Two hundred and eight-two thousand people are considered homeless in England, and the problem is predicted to get worse as 1.7 million households could be pushed into homelessness this winter due to the cost of living crisis.

The grim forecast shared by homeless charity Crisis brings to light the reality of the homelessness emergency the UK is facing this winter. Considering the severity of the issue, and the number of families who could be facing destitution this Christmas, Joe Spence, a doctoral researcher from the University and co-director of a new film which exposes the reality of homeless people suffering disease, explains that that homelessness is also leading to a health crisis.

He said: ‘Emergency accommodation is a minefield that many people arriving off the streets aren’t able to navigate, and so they find themselves evicted and often even more deeply entrenched. As an alternative, housing first initiatives, with intensive wrap around support, have been shown to be more effective. Housing first takes on the principle that before somebody can address an addiction, or other health issues, they first need a stable, secure, properly furnished, and permanent space to rebuild from.’

Last year alone, more than 1,200 people in the UK died while homeless. The challenges that are faced by homeless people who become unwell with diseases such as tuberculosis are depicted within Joe’s new three-part feature length film From the Cubby, which is co-directed with Nick Chamberlain – the protagonist of the film.

Nick said: ‘Our homeless communities should be given options. Person-centred support should be provided for as long as it is needed, and people should have opportunities to tailor services to their needs. To my mind, many people with experiences of homelessness are also experts of their own lives, and therefore should be included in decision making process.’

Based on five years of documenting a community in Kent which suffered from an outbreak of microbacterium africanem (a strain of tuberculosis) in 2017, From the Cubby demonstrates tuberculosis’ enduring and escalating threat to public health, the social contexts that help it to thrive, and the broader challenges of eradicating it globally.

Nick and Joe created the three-part documentary film to propose and advocate towards new health and social care interventions to better protect those sleeping rough, including the ‘Housing First’ principles for people who have experience homelessness, which champions stability as the first port of call for supporting homeless people with chronic health and social care needs.

The film makers are also encouraging that new approach is taken to the addiction problem associated with homelessness by implementing harm reduction interventions for drug users such as supervised injection centres, which aim to reduce the acute risks of disease transmission through unhygienic injecting.

Part 1 of From the Cubby ­- ‘The Travellers Tale’ – was launched at Kent’s Canterbury campus on Friday 9 December. From the Cubby is directed by Joe Spence and Nick Chamberlain, whose personal experience of tuberculosis disease and homelessness is featured in the film itself.

Earlier this year a research and development screening was hosted at Canterbury Cathedral, which was attended by 150 guests representing 40 organisations from across Kent. Since the screening the From the Cubby production team have been developing the series in line with the feedback from stakeholders and participating organisations.

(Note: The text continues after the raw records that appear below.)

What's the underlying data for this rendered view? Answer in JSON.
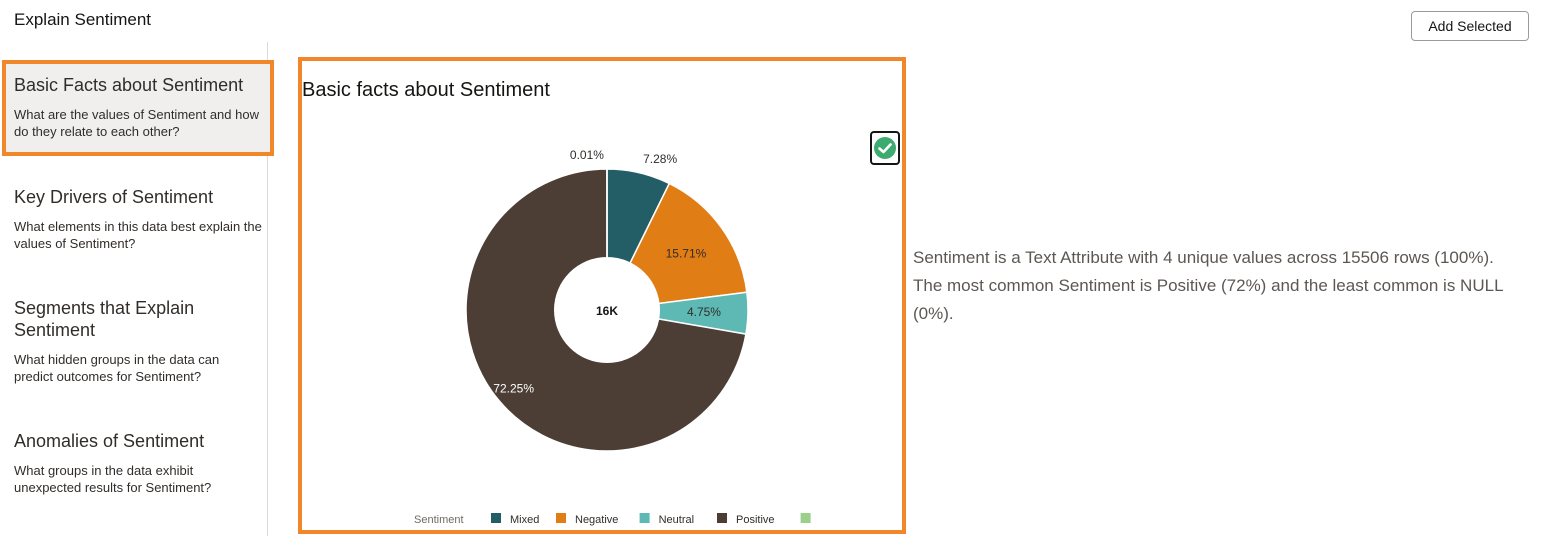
{
  "header": {
    "title": "Explain Sentiment",
    "add_selected_label": "Add Selected"
  },
  "sidebar": {
    "items": [
      {
        "title": "Basic Facts about Sentiment",
        "description": "What are the values of Sentiment and how do they relate to each other?",
        "active": true
      },
      {
        "title": "Key Drivers of Sentiment",
        "description": "What elements in this data best explain the values of Sentiment?"
      },
      {
        "title": "Segments that Explain Sentiment",
        "description": "What hidden groups in the data can predict outcomes for Sentiment?"
      },
      {
        "title": "Anomalies of Sentiment",
        "description": "What groups in the data exhibit unexpected results for Sentiment?"
      }
    ]
  },
  "card": {
    "title": "Basic facts about Sentiment",
    "selected_icon": "check-circle-icon"
  },
  "chart_data": {
    "type": "pie",
    "donut": true,
    "center_label": "16K",
    "slices": [
      {
        "name": "Mixed",
        "percent": 7.28,
        "label": "7.28%",
        "color": "#235e66"
      },
      {
        "name": "Negative",
        "percent": 15.71,
        "label": "15.71%",
        "color": "#e07d14"
      },
      {
        "name": "Neutral",
        "percent": 4.75,
        "label": "4.75%",
        "color": "#5eb9b4"
      },
      {
        "name": "Positive",
        "percent": 72.25,
        "label": "72.25%",
        "color": "#4c3e35"
      },
      {
        "name": "",
        "percent": 0.01,
        "label": "0.01%",
        "color": "#9ccf8a"
      }
    ],
    "legend": {
      "title": "Sentiment",
      "placement": "bottom"
    }
  },
  "summary": "Sentiment is a Text Attribute with 4 unique values across 15506 rows (100%). The most common Sentiment is Positive (72%) and the least common is NULL (0%)."
}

Joe Spence’s research addresses tuberculosis among patients experiencing treatment barriers such as drug addiction and homelessness. It takes form as a written dissertation and a feature documentary film called From the Cubby . Based on years of fieldwork, it addresses the 1984 Public Health Control of Disease Act and the prospect of implementing Part 2A Court Orders as a resort to achieving compliance when patients are unable or unwilling to comply with authorities and self-administer medication.

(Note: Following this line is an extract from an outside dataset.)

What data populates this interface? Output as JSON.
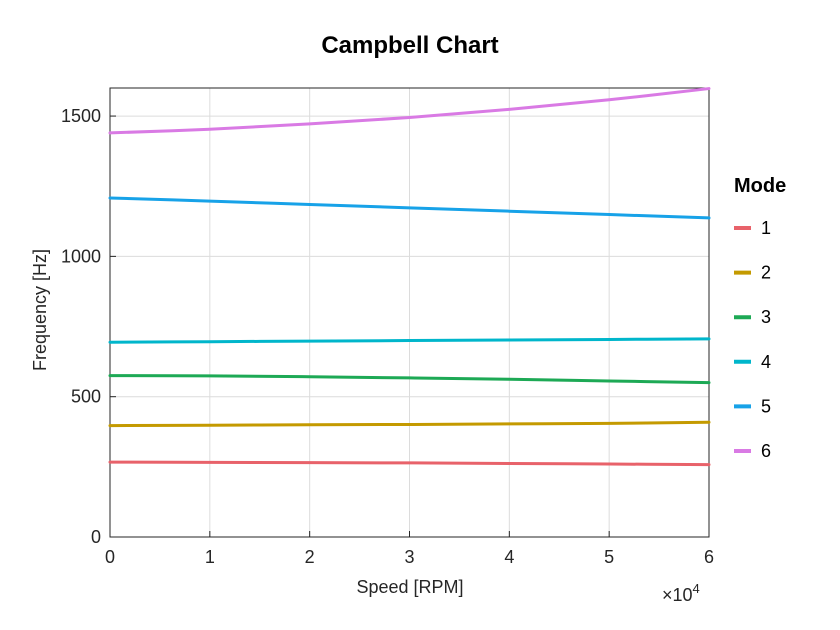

Joe’s ethnographic works have been produced collaboratively with healthcare providers and former patients, among them a man called Nick. In 2017 Nick was an entrenched rough sleeper, addicted to heroin and suffering from the early symptoms of tuberculosis. In the year that followed Nick was hospitalized and then discharged into unsupported emergency accommodation with the duty to self-administer a six-month course of daily antibiotics. Complex and interrelated circumstances made it difficult for him to keep appointments and maintain his doses, leading to deteriorations of health, potential drug resistance, and the risk of infecting others. The situation escalated to the extent that Nick ended up being prosecuted by his local authority and forcibly detained in treatment facilities under Part 2A of the Public Health (Control of Disease) Act 1984. His case study provides unique insight into the use of legal controls such as Part 2A Orders as a mechanism towards disease control.

Working in a creative partnership, Joe and former research participants aim to contribute a resource that can be of practical assistance to service providers, to share lived experience of communicable disease and the attendant challenges of finding, diagnosing and treating ‘hard to reach’ populations. The overarching aim is to build a platform for patient-led research, advocacy and action. “From the Cubby” and its integrated ethnographic dissertation will be premiered in December 2022 and toured nationally as part of a programme of dedicated outreach events.